I find it shameful that they are on the side of the very ones who inaugurated terrorism, killing us on airplanes, in airports, at the Olympics, and who today entertain themselves by killing western journalists. By shooting them, abducting them, cutting their throats, decapitating them. (There's someone in Italy who, since the appearance of Anger and Pride, would like to do the same to me. Citing verses of the Koran he exorts his "brothers" in the mosques and the Islamic Community to chastise me in the name of Allah. To kill me. Or rather to die with me. Since he's someone who speaks English well, I'll respond to him in English: "F*** you.")
I find it shameful that almost all of the left, the left that twenty years ago permitted one of its union processionals to deposit a coffin (as a mafioso warning) in front of the synagogue of Rome, forgets the contribution made by the Jews to the fight against fascism.
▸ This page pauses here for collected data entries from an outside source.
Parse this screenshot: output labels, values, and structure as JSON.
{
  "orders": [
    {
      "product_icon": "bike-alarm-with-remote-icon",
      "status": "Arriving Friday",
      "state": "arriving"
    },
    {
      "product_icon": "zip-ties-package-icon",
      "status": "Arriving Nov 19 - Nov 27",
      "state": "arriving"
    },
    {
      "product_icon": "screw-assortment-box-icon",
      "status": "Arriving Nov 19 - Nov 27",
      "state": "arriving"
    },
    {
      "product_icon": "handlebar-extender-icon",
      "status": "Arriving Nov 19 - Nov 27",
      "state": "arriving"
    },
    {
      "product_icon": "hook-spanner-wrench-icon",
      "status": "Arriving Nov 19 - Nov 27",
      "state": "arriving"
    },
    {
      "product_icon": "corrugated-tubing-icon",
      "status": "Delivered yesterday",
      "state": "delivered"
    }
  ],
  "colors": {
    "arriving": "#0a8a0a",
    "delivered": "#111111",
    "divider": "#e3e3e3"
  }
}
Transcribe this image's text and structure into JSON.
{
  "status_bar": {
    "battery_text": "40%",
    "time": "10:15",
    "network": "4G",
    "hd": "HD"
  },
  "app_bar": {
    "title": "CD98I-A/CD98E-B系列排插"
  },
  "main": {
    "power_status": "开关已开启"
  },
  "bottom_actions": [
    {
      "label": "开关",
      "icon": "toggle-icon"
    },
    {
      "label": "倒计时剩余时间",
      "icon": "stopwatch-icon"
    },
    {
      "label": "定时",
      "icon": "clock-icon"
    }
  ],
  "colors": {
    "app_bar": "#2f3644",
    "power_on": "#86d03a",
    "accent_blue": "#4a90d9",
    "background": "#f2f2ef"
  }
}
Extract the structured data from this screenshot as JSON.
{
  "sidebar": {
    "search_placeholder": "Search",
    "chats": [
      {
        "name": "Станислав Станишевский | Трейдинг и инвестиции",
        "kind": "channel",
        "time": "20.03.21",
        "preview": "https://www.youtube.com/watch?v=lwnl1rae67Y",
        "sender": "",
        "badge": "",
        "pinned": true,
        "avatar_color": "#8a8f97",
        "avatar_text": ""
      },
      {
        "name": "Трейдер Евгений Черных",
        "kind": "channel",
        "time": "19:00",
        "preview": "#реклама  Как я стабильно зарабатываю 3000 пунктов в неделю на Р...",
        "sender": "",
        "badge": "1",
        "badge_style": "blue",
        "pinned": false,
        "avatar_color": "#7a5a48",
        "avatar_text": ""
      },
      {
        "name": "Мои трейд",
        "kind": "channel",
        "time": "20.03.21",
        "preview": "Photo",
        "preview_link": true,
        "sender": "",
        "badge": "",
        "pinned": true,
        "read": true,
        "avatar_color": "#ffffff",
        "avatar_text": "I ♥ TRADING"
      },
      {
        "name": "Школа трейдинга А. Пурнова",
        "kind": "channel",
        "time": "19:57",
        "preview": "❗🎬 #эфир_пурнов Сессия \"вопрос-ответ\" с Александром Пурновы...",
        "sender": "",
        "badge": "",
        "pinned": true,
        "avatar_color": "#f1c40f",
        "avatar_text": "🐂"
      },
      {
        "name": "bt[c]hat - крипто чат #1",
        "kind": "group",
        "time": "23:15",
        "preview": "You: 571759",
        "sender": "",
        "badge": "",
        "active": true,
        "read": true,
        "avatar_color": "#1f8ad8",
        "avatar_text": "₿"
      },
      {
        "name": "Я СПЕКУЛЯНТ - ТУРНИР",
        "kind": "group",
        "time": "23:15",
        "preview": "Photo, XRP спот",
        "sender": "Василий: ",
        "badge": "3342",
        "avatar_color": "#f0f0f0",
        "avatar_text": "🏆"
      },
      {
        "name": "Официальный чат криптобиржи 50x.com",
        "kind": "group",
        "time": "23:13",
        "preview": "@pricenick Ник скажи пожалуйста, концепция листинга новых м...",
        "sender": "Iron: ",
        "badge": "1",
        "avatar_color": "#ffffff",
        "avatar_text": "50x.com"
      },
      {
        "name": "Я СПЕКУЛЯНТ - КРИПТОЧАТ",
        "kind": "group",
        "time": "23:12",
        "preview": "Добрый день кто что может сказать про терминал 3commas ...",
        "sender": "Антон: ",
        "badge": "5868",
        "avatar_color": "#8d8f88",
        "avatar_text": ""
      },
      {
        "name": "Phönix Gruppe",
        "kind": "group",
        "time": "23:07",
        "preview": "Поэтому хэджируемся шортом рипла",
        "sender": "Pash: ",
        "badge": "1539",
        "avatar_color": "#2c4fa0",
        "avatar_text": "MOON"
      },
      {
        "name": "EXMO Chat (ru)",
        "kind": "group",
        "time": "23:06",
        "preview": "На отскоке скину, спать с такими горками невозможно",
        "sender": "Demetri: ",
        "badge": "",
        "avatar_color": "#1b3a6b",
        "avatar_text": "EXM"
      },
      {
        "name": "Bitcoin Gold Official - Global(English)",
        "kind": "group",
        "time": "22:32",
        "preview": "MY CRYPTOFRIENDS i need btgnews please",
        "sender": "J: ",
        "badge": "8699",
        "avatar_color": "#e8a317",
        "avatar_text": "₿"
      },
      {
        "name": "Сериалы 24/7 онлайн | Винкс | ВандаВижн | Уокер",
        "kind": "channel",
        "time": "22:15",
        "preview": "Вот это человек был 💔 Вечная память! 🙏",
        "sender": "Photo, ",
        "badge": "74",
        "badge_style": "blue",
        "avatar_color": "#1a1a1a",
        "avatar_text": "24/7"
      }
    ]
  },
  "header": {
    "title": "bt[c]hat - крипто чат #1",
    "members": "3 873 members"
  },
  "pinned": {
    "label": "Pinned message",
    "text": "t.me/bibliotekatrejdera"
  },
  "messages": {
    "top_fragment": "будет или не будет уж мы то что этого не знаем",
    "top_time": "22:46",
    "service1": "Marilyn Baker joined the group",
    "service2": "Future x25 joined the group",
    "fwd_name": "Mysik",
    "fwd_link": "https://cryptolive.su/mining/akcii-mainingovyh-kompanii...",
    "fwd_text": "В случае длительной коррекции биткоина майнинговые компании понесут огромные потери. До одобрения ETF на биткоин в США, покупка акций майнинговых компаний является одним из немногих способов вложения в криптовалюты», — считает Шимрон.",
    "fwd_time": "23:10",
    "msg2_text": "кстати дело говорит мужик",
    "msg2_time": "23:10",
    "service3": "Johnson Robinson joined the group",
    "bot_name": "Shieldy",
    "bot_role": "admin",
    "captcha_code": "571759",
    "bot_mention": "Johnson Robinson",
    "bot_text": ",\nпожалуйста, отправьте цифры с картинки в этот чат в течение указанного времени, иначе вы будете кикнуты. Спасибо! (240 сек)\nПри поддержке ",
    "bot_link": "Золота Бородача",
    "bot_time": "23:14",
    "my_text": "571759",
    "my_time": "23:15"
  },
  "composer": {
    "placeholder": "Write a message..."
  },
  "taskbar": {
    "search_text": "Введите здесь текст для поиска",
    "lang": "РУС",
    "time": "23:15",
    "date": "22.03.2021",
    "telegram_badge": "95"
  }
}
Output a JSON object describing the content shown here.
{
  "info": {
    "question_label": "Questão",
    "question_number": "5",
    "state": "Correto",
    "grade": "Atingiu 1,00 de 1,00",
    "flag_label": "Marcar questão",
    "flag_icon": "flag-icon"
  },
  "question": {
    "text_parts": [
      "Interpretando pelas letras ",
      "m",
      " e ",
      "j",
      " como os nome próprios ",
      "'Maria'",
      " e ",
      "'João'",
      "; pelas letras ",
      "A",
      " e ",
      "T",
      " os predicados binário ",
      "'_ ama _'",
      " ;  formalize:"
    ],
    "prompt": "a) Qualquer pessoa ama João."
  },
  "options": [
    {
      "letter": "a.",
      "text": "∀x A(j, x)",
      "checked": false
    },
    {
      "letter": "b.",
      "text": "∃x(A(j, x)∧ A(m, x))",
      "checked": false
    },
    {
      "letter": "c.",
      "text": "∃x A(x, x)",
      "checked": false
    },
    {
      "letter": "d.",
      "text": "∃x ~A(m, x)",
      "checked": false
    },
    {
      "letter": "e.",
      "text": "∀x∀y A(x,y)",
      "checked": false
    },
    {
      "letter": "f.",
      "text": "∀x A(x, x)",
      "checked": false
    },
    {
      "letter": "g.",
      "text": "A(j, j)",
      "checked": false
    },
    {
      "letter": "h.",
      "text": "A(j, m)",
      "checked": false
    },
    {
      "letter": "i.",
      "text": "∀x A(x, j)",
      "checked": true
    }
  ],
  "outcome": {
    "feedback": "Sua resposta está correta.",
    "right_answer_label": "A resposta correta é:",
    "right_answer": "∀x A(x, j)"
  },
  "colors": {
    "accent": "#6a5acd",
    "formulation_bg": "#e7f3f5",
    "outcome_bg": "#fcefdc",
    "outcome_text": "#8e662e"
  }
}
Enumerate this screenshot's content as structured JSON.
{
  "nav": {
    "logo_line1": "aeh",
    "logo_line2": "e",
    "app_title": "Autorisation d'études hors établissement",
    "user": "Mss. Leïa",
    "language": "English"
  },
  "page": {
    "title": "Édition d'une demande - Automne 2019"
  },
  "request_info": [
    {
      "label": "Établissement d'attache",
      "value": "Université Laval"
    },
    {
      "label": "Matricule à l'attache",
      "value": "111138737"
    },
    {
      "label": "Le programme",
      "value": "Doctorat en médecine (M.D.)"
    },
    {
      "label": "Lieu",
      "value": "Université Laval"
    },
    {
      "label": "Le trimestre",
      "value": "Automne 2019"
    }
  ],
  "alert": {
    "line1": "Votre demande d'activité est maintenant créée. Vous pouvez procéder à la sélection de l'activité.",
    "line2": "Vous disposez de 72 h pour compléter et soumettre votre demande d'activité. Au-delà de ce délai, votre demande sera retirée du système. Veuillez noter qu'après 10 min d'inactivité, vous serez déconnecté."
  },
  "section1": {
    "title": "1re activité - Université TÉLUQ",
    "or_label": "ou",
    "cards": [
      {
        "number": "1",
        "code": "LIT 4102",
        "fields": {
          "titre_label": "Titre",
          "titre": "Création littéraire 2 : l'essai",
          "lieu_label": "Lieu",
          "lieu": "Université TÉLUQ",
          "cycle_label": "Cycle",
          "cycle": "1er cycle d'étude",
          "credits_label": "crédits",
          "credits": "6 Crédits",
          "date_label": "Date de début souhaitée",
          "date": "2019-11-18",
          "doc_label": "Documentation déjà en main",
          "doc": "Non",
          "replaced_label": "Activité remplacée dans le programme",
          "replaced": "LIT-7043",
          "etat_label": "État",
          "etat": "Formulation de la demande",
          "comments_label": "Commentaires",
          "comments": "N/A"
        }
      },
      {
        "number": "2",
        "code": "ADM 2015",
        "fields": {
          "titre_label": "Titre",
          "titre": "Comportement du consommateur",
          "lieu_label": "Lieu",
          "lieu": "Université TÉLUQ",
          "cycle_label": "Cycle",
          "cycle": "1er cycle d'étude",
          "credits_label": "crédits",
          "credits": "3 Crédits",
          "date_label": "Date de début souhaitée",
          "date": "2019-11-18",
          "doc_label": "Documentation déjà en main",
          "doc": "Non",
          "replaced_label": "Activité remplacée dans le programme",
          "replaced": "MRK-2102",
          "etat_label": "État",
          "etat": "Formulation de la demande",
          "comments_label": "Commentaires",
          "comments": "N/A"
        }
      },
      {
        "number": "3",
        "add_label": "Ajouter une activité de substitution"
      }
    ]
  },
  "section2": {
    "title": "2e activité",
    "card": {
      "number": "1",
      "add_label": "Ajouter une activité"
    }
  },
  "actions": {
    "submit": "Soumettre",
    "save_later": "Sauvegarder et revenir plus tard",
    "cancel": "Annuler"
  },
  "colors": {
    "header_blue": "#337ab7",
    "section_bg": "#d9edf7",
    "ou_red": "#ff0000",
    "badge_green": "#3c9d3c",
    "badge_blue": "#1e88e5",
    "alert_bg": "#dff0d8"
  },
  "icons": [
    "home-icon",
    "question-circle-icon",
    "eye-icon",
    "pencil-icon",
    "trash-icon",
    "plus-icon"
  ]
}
Made by Carlo and Nello Rossini, for example, by Leone Ginzburg, by Umberto Terracini, by Leo Valiani, by Emilio Sereni, by women like my friend Anna Maria Enriques Agnoletti who was shot at Florence on June 12, 1944, by seventy-five of the three-hundred-thirty-five people killed at the Fosse Ardeatine, by the infinite others killed under torture or in combat or before firing squads. (The companions, the teachers, of my infancy and my youth.)
I find it shameful that in part through the fault of the left--or rather, primarily through the fault of the left (think of the left that inaugurates its congresses applauding the representative of the PLO, leader in Italy of the Palestinians who want the destruction of Israel)--Jews in Italian cities are once again afraid. And in French cities and Dutch cities and Danish cities and German cities, it is the same. I find it shameful that Jews tremble at the passage of the scoundrels dressed like suicide bombers just as they trembled during Krystallnacht, the night in which Hitler gave free rein to the Hunt of the Jews.
I find it shameful that in obedience to the stupid, vile, dishonest, and for them extremely advantageous fashion of Political Correctness the usual opportunists--or better the usual parasites--exploit the word Peace. That in the name of the word Peace, by now more debauched than the words Love and Humanity, they absolve one side alone of its hate and bestiality. That in the name of a pacifism (read conformism) delegated to the singing crickets and buffoons who used to lick Pol Pot's feet they incite people who are confused or ingenuous or intimidated. Trick them, corrupt them, carry them back a half century to the time of the yellow star on the coat. These charlatans who care about the Palestinians as much as I care about the charlatans....
The Israelis are on the front lines of the war against terror. It is indeed shameful that the Vatican spokesman would criticize them for seeking to preserve the lives of their children against a barbaric and cruel enemy that kills any Israeli it can in any way that it can. To side with Hamas or Hezbollah, or to put Israel in the same moral category as these savages, is the worst sort of moral blindness and fatuousness.